Guardò avidamente tutti gli anelli in vetrina, però non trovo nulla in grado di
colpire la sua attenzione. Fu allora che si armò di coraggio ed entrò nel
negozio, chiese al proprietario di mostrargli gli anelli più belli che aveva.
Il negoziante mise davanti agli occhi di Rodolfo un anello tempestato di
brillanti e zaffiri. Il giardiniere se ne innamorò, gli costò quanto la cifra
prelevata in banca.
Però
amara fu la sorpresa quando Rodolfo diede il gioiello a Clarissa. Invece di
esserne felice, tirò il prezioso anello in testa al corteggiatore, che incassò
stoicamente il colpo e rimase zitto, sotto la risata gracchiante della donna,
che si allontanò da lui.
Giunti a questo punto,
qualsiasi uomo si sarebbe arreso, peccato che Rodolfo fosse di altra idea. Un
giorno condusse la ritrosa Clarissa ai piedi del salice e…
L’innamorato
giardiniere prese la ritrosa Clarissa tra le braccia, la strinse forte al
petto, fino a quasi non farla respirare, baciandola con tutta la passione,
quando le chiese per quale motivo, non si fosse ribellata, lei rispose che il
suo uomo, doveva essere capace di farla stare zitta…
Ora capite perché il
salice era l’albero preferito di Rodolfo.
Elisabetta Mattioli ci regala una nuova favola, deliziosamente immersa in una
contemporaneità che il lettore non fa fatica a sentire vicina, prossima.

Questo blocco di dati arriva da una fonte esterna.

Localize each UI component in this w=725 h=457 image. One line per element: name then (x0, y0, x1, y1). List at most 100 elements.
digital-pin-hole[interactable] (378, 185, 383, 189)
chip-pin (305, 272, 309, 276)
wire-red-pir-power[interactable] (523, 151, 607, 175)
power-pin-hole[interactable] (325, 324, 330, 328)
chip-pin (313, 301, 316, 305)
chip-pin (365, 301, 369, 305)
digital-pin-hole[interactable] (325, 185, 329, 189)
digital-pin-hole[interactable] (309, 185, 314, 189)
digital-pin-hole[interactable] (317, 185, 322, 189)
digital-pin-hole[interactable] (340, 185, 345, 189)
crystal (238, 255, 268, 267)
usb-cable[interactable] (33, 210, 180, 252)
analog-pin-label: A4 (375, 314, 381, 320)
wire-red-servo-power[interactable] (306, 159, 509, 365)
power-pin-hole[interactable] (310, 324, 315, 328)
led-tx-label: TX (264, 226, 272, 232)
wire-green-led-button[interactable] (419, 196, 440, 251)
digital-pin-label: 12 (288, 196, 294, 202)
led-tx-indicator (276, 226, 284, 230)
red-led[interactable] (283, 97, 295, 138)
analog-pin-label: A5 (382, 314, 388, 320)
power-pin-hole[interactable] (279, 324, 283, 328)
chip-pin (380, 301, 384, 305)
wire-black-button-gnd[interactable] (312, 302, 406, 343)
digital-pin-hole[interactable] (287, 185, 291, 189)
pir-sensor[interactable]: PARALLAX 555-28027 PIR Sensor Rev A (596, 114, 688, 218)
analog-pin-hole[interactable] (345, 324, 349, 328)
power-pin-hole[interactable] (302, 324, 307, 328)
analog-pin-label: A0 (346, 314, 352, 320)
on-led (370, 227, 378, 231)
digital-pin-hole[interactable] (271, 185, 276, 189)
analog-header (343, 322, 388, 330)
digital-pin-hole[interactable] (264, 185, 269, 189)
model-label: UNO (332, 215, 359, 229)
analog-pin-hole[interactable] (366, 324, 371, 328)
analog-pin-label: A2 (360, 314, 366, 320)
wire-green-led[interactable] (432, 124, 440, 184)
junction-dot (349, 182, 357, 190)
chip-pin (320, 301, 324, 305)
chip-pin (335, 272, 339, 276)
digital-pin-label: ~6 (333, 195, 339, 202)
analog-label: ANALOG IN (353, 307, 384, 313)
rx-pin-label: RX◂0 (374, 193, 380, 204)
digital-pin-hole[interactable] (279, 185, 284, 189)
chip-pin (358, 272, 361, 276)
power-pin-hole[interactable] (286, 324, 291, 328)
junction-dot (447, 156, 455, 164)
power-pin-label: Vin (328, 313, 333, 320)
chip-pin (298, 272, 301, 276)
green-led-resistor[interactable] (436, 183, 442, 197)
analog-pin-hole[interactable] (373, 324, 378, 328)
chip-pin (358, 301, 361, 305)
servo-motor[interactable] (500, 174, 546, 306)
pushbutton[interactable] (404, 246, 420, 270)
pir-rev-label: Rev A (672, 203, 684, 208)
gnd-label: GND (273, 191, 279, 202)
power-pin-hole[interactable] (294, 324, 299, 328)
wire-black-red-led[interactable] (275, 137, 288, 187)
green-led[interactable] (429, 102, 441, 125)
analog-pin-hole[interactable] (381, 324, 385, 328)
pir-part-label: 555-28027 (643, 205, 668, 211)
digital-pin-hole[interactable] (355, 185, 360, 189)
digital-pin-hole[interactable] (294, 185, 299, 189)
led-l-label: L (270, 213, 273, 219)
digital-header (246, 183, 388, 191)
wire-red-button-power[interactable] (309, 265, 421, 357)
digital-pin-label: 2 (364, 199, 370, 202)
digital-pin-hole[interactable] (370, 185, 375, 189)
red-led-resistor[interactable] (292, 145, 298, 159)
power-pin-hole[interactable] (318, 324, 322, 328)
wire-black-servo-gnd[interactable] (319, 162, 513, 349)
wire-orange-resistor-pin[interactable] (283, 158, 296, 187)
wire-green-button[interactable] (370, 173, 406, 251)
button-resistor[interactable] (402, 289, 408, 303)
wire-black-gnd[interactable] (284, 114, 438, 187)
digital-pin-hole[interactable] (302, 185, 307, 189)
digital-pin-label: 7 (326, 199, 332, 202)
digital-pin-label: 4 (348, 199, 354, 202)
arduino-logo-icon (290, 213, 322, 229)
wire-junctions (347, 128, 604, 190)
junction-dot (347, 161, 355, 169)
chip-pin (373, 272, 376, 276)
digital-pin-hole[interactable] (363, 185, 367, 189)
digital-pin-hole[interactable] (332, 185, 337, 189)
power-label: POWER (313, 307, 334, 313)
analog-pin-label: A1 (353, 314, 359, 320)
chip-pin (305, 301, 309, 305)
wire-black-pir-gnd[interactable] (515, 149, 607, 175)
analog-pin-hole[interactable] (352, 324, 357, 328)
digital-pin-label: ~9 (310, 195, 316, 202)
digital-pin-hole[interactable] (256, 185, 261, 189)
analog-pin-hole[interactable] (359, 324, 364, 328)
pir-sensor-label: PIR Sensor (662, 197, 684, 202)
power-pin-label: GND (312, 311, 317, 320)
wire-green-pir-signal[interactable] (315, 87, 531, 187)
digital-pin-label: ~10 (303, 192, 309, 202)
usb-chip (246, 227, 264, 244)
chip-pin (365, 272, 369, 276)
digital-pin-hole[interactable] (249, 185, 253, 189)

La
struttura di fondo è semplice, e da essa si diramano infinite sfumature che ci
rendono sempre più partecipi della “piccola” storia Rodolfo e Clarissa.
Le dinamiche amorose sono ben chiare,
nella mente di chi scrive, e illuminante è anche l’accostamento alla natura “addomesticata”,
plasmata dall’uomo che è consapevole della propria forza. Elisabetta Mattioli ci presenta una protagonista femminile
apparentemente capricciosa, in realtà anche lei consapevole dei propri
desideri.
“Il ricordo di un salice (piangente)” è lettura molto godibile, piacevole,
una nuova prova di bravura dell’autrice.